One of my first complaints was the reviews. One novel I idly picked up, entitled 'Modern Ranch Living', had about six different reviews on the back. One claimed that it dealt admirably with 'the inertia of American small-town life.' Another claimed it was 'full of kinetic energy.' Surely both can't be true? And if not, then why would I read a book even the experts can't get to grips with?

Another book I picked up was a biography of Philip Larkin. I looked at the back cover, which was simply full of praise for the writers' last work, a biography of Kingsley Amis. Now, this book was in hardback, so was that why apparently nobody had reviewed it? Don't newspapers or magazines ever review hardbacks?

The biography section held me for longest. I haven't read a biography for ages, the last even faintly autobiographical work being John Howard Griffin's 'Black Like Me.' The trouble was, of all the hundreds of titles on display, I couldn't honestly say I cared enough about any of the people whose lives had so fascinated themselves and others.

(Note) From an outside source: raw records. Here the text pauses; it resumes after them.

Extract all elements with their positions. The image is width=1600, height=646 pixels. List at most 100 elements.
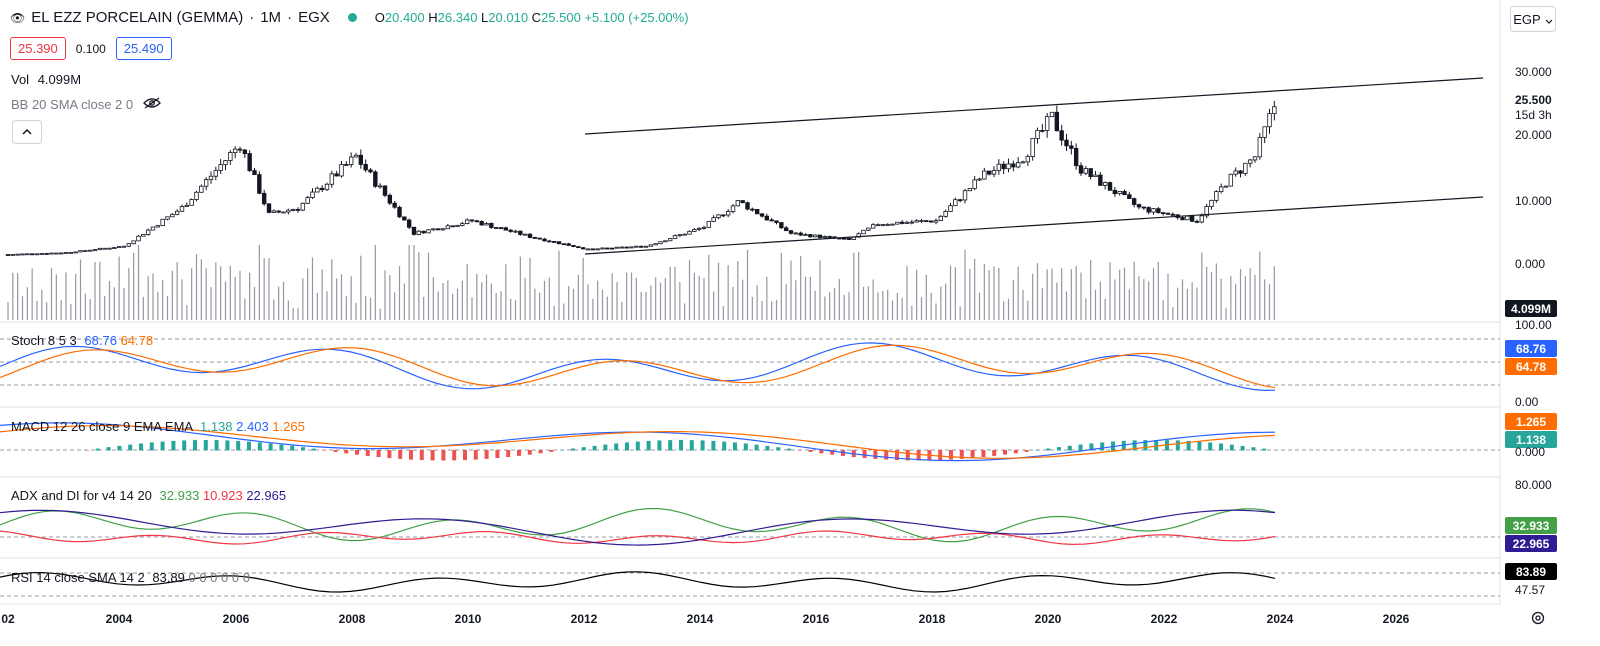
macd-hist-bar xyxy=(959,450,964,459)
volume-bar xyxy=(205,268,207,320)
volume-bar xyxy=(838,278,840,320)
candle-body xyxy=(576,246,581,249)
candle-body xyxy=(358,154,364,165)
eye-hidden-icon[interactable] xyxy=(143,97,162,112)
volume-bar xyxy=(655,277,657,320)
macd-hist-bar xyxy=(398,450,403,459)
candle-body xyxy=(658,241,663,245)
volume-bar xyxy=(365,296,367,320)
volume-bar xyxy=(36,300,38,320)
volume-bar xyxy=(278,286,280,320)
volume-bar xyxy=(635,277,637,320)
currency-selector[interactable]: EGP xyxy=(1510,6,1556,32)
candle-body xyxy=(866,227,871,231)
macd-hist-bar xyxy=(1240,445,1245,451)
sell-price-button[interactable]: 25.390 xyxy=(10,37,66,60)
symbol-name[interactable]: EL EZZ PORCELAIN (GEMMA) xyxy=(31,9,244,26)
volume-bar xyxy=(224,281,227,320)
macd-hist-bar xyxy=(884,450,889,460)
macd-legend[interactable]: MACD 12 26 close 9 EMA EMA 1.138 2.403 1… xyxy=(11,419,305,434)
macd-hist-bar xyxy=(1121,440,1126,451)
candle-body xyxy=(416,230,422,235)
volume-bar xyxy=(606,296,608,320)
macd-hist-bar xyxy=(452,450,457,461)
candle-body xyxy=(933,220,939,223)
volume-bar xyxy=(824,296,826,320)
macd-hist-bar xyxy=(592,445,597,451)
candle-body xyxy=(890,223,895,226)
candle-body xyxy=(5,254,11,256)
eye-icon[interactable]: 👁 xyxy=(10,10,26,25)
candle-body xyxy=(827,236,832,238)
candle-body xyxy=(895,221,900,225)
candle-body xyxy=(1102,182,1108,186)
volume-bar xyxy=(94,262,96,320)
macd-hist-bar xyxy=(787,448,791,451)
candle-body xyxy=(319,187,325,191)
candle-body xyxy=(426,229,431,234)
volume-bar xyxy=(906,266,908,320)
macd-hist-value: 1.265 xyxy=(272,419,305,434)
candle-body xyxy=(107,247,112,250)
buy-price-button[interactable]: 25.490 xyxy=(115,37,172,60)
macd-hist-bar xyxy=(506,450,511,458)
bollinger-legend[interactable]: BB 20 SMA close 2 0 xyxy=(11,97,162,112)
market-status-dot-icon[interactable] xyxy=(347,13,357,22)
adx-legend[interactable]: ADX and DI for v4 14 20 32.933 10.923 22… xyxy=(11,488,286,503)
volume-legend[interactable]: Vol 4.099M xyxy=(11,72,81,87)
volume-bar xyxy=(688,260,691,320)
volume-bar xyxy=(891,300,894,320)
macd-hist-bar xyxy=(1208,442,1213,451)
volume-bar xyxy=(1201,252,1203,320)
volume-bar xyxy=(659,282,662,320)
candle-body xyxy=(1223,185,1229,188)
candle-body xyxy=(957,199,963,202)
volume-bar xyxy=(553,305,555,320)
macd-hist-bar xyxy=(128,444,133,451)
volume-value: 4.099M xyxy=(37,72,82,87)
candle-body xyxy=(20,253,25,256)
collapse-legend-button[interactable] xyxy=(12,120,42,144)
candle-body xyxy=(112,247,117,249)
channel-upper-line xyxy=(584,77,1484,135)
volume-bar xyxy=(771,301,773,320)
volume-bar xyxy=(336,278,338,320)
volume-bar xyxy=(640,291,642,320)
macd-hist-bar xyxy=(171,440,176,451)
macd-hist-bar xyxy=(419,450,424,461)
price-axis-label: 20.000 xyxy=(1515,128,1552,142)
volume-bar xyxy=(766,276,768,320)
volume-bar xyxy=(1264,279,1266,320)
rsi-legend[interactable]: RSI 14 close SMA 14 2 83.89 0 0 0 0 0 0 xyxy=(11,570,250,585)
candle-body xyxy=(218,164,223,171)
candle-body xyxy=(914,220,919,223)
volume-bar xyxy=(780,252,782,320)
macd-hist-bar xyxy=(1089,443,1094,451)
candle-body xyxy=(232,148,238,153)
candle-body xyxy=(803,234,808,236)
candle-body xyxy=(1252,156,1258,161)
volume-bar xyxy=(785,284,787,320)
candle-body xyxy=(223,160,228,166)
volume-bar xyxy=(829,292,831,320)
candle-body xyxy=(469,219,475,222)
volume-bar xyxy=(379,308,381,320)
volume-label: Vol xyxy=(11,72,30,87)
settings-gear-icon[interactable] xyxy=(1530,610,1546,631)
candle-body xyxy=(208,175,214,181)
volume-bar xyxy=(1148,281,1150,320)
macd-signal-line xyxy=(0,424,1276,459)
volume-bar xyxy=(611,273,613,320)
interval[interactable]: 1M xyxy=(260,9,282,26)
volume-bar xyxy=(75,273,77,320)
macd-hist-bar xyxy=(679,440,683,451)
candle-body xyxy=(252,170,257,175)
candle-body xyxy=(1098,174,1103,186)
macd-hist-bar xyxy=(1035,449,1040,451)
stoch-legend[interactable]: Stoch 8 5 3 68.76 64.78 xyxy=(11,333,153,348)
candle-body xyxy=(266,203,272,213)
adx-axis-label: 80.000 xyxy=(1515,478,1552,492)
volume-bar xyxy=(133,252,135,320)
candle-body xyxy=(58,252,64,255)
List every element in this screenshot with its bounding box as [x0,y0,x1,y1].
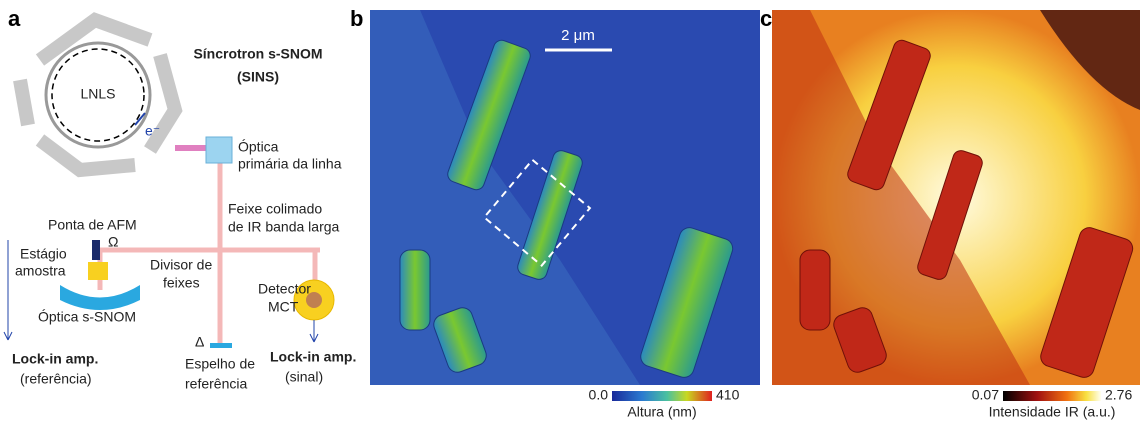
figure: a LNLS e⁻ Síncrotron s-SNOM (SINS) Óptic… [0,0,1146,424]
colorbar-max: 2.76 [1105,387,1132,403]
label: Divisor de [150,257,212,273]
panel-label: a [8,6,21,31]
label: Espelho de [185,356,255,372]
colorbar [1003,391,1101,401]
colorbar-min: 0.0 [589,387,609,403]
panel-label: b [350,6,363,31]
ring-label: LNLS [80,86,115,102]
label: Δ [195,334,204,350]
colorbar-label: Intensidade IR (a.u.) [989,404,1116,420]
ref-mirror [210,343,232,348]
label: amostra [15,263,66,279]
panel-c: c 0.07 2.76 Intensidade IR (a.u.) [760,6,1140,420]
electron-label: e⁻ [145,123,160,139]
optics-cube [206,137,232,163]
scale-bar-label: 2 μm [561,27,595,44]
title: Síncrotron s-SNOM [193,46,322,62]
subtitle: (SINS) [237,69,279,85]
panel-a: a LNLS e⁻ Síncrotron s-SNOM (SINS) Óptic… [4,6,356,392]
label: (sinal) [285,369,323,385]
sample [88,262,108,280]
afm-tip [92,240,100,260]
label: MCT [268,299,299,315]
panel-b: b 2 μm 0.0 410 Altura (nm) [350,6,760,420]
colorbar-min: 0.07 [972,387,999,403]
label: Lock-in amp. [270,349,356,365]
label: referência [185,376,247,392]
label: Feixe colimado [228,201,322,217]
signal-line [4,240,12,340]
label: Ponta de AFM [48,217,137,233]
panel-label: c [760,6,772,31]
colorbar-max: 410 [716,387,740,403]
label: Óptica [238,139,279,155]
label: de IR banda larga [228,219,340,235]
signal-line [310,320,318,342]
colorbar-label: Altura (nm) [627,404,696,420]
label: Óptica s-SNOM [38,309,136,325]
label: (referência) [20,371,92,387]
label: primária da linha [238,156,342,172]
label: Lock-in amp. [12,351,98,367]
label: Estágio [20,246,67,262]
label: Ω [108,234,118,250]
label: feixes [163,275,200,291]
label: Detector [258,281,311,297]
colorbar [612,391,712,401]
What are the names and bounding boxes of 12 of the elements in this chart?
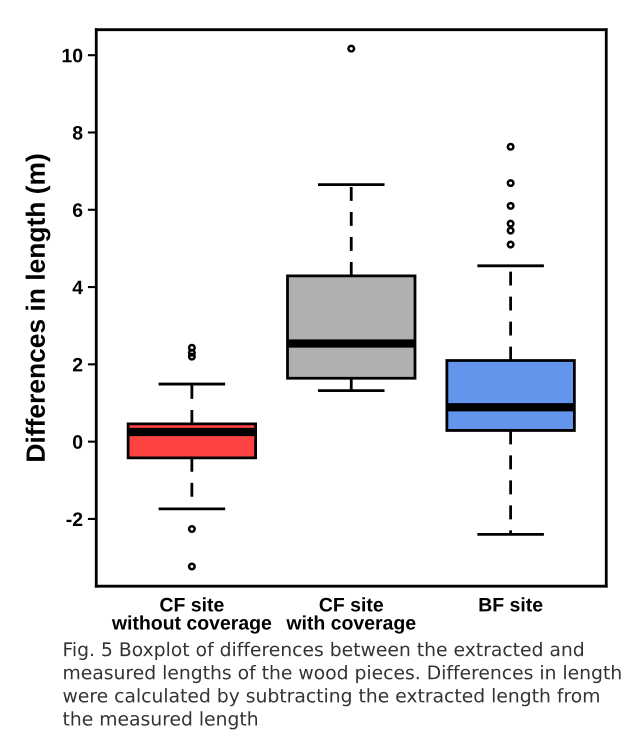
x-tick-label: CF site with coverage	[286, 597, 416, 634]
y-tick-label: 0	[73, 435, 82, 449]
x-tick-label: BF site	[480, 597, 542, 612]
y-tick-label: 8	[72, 126, 82, 140]
x-tick-label: CF site without coverage	[112, 597, 272, 634]
y-axis-title: Differences in length (m)	[26, 154, 50, 461]
y-tick-label: 10	[62, 48, 82, 62]
y-tick-label: 4	[72, 280, 83, 294]
y-tick-label: 6	[72, 203, 82, 218]
y-tick-label: 2	[72, 358, 82, 372]
caption: Fig. 5 Boxplot of differences between the extracted and measured lengths of the wood pieces. Differences in length were calculated by subtracting the extracted length from the measured length	[63, 642, 621, 730]
y-tick-label: -2	[66, 512, 82, 526]
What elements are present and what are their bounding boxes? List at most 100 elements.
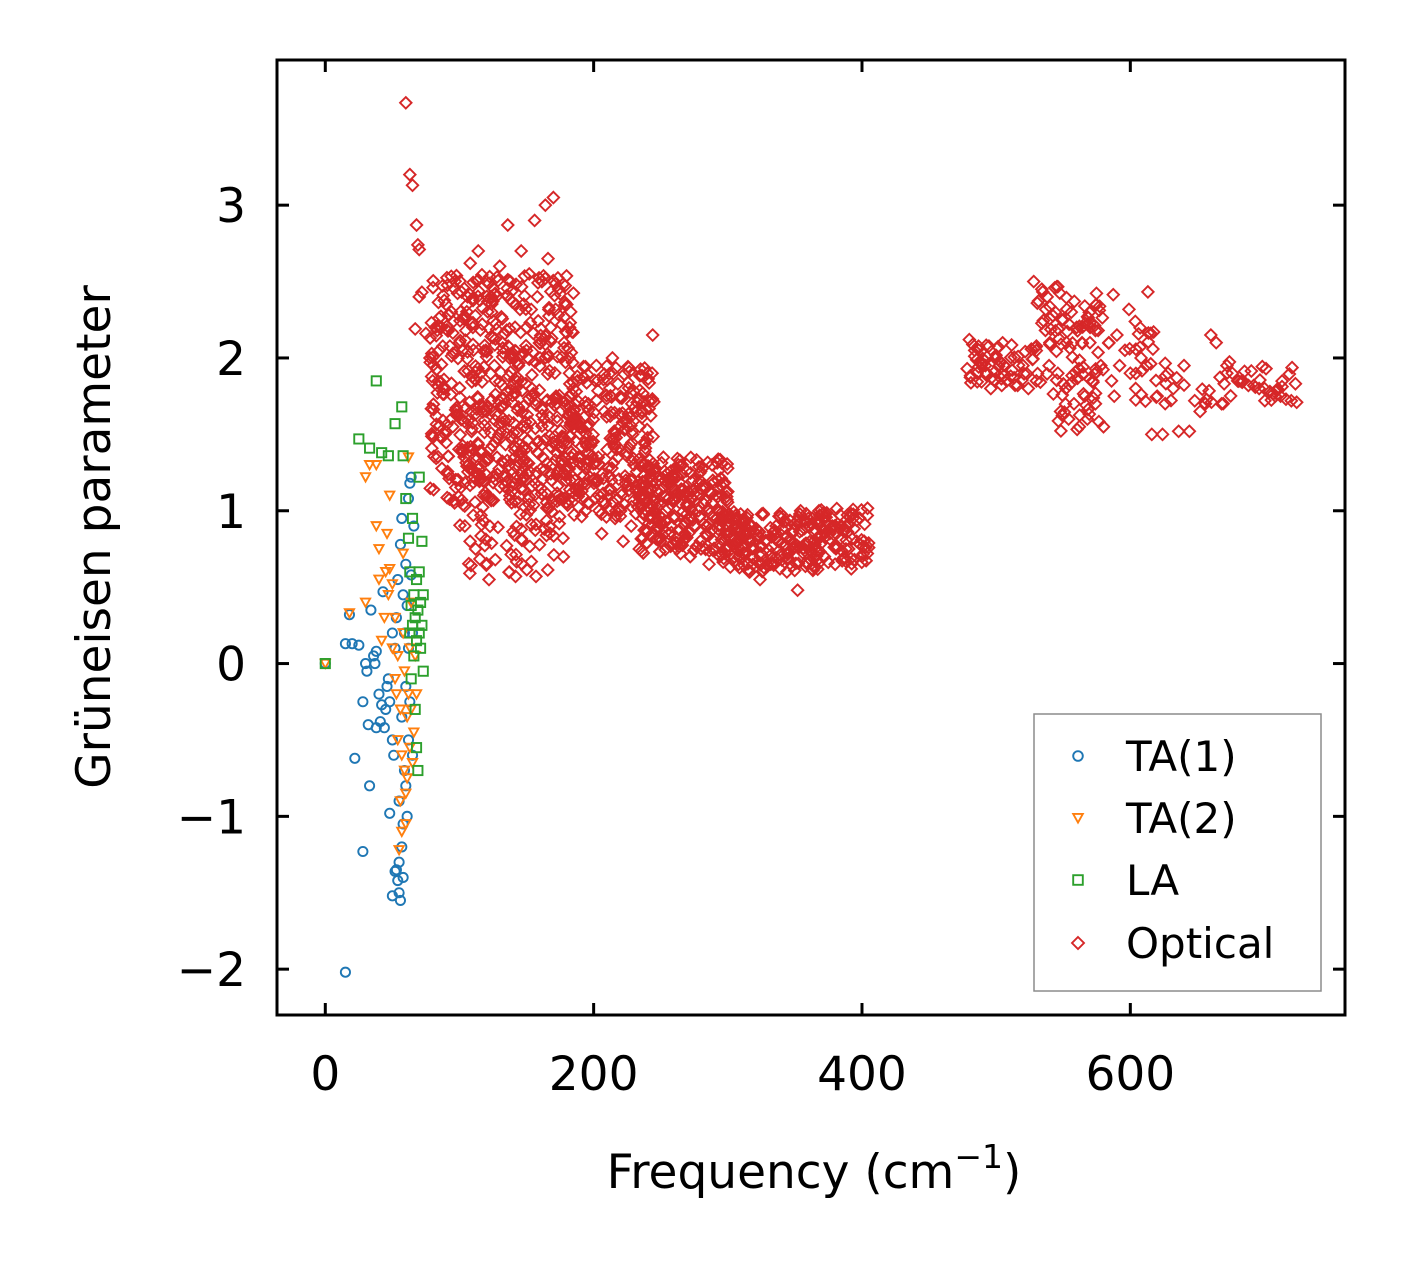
data-point bbox=[720, 484, 735, 499]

For a while, I toyed with buying a couple of books that took this to the extreme, figureing they'd be good for a pisstake - a biography of Ashton Kutcher, and Jimmy Nail's lifestory seemed promising in this regard - but then I realised what a waste of time and money that would be for a couple of cheapshots.

In the end, I decided that having loved the film so much, I'd buy Tristram Shandy, which I fully anticipate failing to read the whole of.

It used to be that I listened to the book reviews of a Thursday on Simon Mayo's show on Five Live to decide reading matter, but recently the books they've reviewed haven't exactly interested me. If any of my handful of remaining readers has read anything good recently, feel free to recommend it in the comments.

As a history student i honestly try to avoid reading anything strenuous as much as possible- its just a chore for me these days. Anyway as for casual toilet reading i'd have to recommend the Readers Digest... informative and so up America's arse its funny!!

"Oh beautiful for spacious skys..." and according to them Bill (coo cookachoo- family guy lol!)Cosby is a modern day prophet!!
Cosby brings forth the truths that others dare not speak. Noah mouthing off to a brattish creator. Tonsils and the violence done thereof. Babycoach wheel theft rings.

...the dancing of the naked damned.

He is a prophet. A friendly, non-threateningly black, almost indecipherably mumbly prophet.
Well, who could disagree with such sage advice as:

'A word to the wise ain't necessary - it's the stupid ones that need the advice.'

Now that's what I call knowledge. Or something, anyway.
If Nobody Speaks Of Remarkable Things by Jon McGregor.